As respostas revelam experiências muito diferentes de pertencimento. Uma jovem imigrante chinesa descreve o desconforto de viver entre duas culturas. Uma americana de origem sudanesa associa a bandeira às oportunidades encontradas por sua família no país. Outro participante a vê porquê símbolo de esperança. “Você encontra toda uma gama de perspectivas individuais sobre a pátria”, resume Ramos.

Também há espaço para leituras mais ambíguas.

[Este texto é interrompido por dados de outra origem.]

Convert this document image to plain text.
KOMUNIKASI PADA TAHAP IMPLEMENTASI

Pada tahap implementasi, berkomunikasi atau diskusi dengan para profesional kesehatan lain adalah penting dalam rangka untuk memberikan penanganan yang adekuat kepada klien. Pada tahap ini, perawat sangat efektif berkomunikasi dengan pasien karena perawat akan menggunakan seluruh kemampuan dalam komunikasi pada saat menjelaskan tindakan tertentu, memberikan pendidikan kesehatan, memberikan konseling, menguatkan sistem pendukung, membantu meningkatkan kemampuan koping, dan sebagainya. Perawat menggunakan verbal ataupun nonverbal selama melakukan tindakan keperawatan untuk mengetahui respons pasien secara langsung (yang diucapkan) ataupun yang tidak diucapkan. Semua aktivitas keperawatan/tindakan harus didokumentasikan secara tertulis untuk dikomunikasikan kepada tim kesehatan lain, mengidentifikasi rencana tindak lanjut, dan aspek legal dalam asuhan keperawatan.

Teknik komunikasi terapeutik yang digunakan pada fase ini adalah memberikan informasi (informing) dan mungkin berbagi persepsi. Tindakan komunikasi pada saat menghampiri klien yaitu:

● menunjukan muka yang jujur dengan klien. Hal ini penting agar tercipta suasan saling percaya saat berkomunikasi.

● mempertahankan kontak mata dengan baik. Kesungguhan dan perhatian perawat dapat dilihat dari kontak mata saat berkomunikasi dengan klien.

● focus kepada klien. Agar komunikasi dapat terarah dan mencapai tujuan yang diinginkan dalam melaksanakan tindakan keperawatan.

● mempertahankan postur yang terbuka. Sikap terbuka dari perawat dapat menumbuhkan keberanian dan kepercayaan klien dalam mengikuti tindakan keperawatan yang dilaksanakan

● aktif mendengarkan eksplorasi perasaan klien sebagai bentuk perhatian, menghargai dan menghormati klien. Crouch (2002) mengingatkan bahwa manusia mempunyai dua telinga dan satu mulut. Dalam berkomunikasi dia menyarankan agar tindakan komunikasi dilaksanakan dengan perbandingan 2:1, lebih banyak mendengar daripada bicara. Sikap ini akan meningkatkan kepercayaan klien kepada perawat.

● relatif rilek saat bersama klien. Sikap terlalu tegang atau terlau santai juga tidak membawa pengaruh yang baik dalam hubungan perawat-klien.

Em uma retrato do renomado Robert Frank, espargido pela série “Os Americanos”, duas mulheres observam um desfile da janela enquanto uma enorme bandeira ocupa quase toda a retrato. O tecido, ao mesmo tempo em que domina a cena, revela e esconde as personagens.

Em contraste, Allies Day (“Dia dos Aliados”), de Childe Hassam, registra uma Novidade York tomada por bandeiras americanas e de países aliados durante a ingresso dos Estados Unidos na Primeira Guerra Mundial. Ali, elas aparecem porquê símbolo de união e celebração pátrio, lembrando que a exposição também suplente espaço para representações de patriotismo, e não somente de sátira.

Embora inaugurada em um momento em que a bandeira voltou ao meio do debate político americano — frequentemente associada a discussões sobre patriotismo, imigração e identidade pátrio —, a mostra evita referências diretas a governos ou presidentes contemporâneos.

As obras, explica Ramos, foram selecionadas exclusivamente do pilha permanente do museu, e a intenção foi mostrar porquê diferentes gerações de artistas reinterpretaram esse símbolo ao longo da história, e não comentar um momento político específico.

O trajectória conta ainda com uma instalação em vídeo da artista Holly Bass, construída a partir de discursos e escritos de mulheres negras porquê Fannie Lou Hamer e Shirley Chisholm.

Para Ramos, a obra sintetiza o espírito da exposição ao reunir história pátrio, memória familiar e experiência pessoal. Foi por isso que ela foi escolhida para receber o visitante logo na ingresso da mostra: uma introdução à teoria de que, por trás de um dos símbolos mais conhecidos dos Estados Unidos, existe uma infinidade de histórias.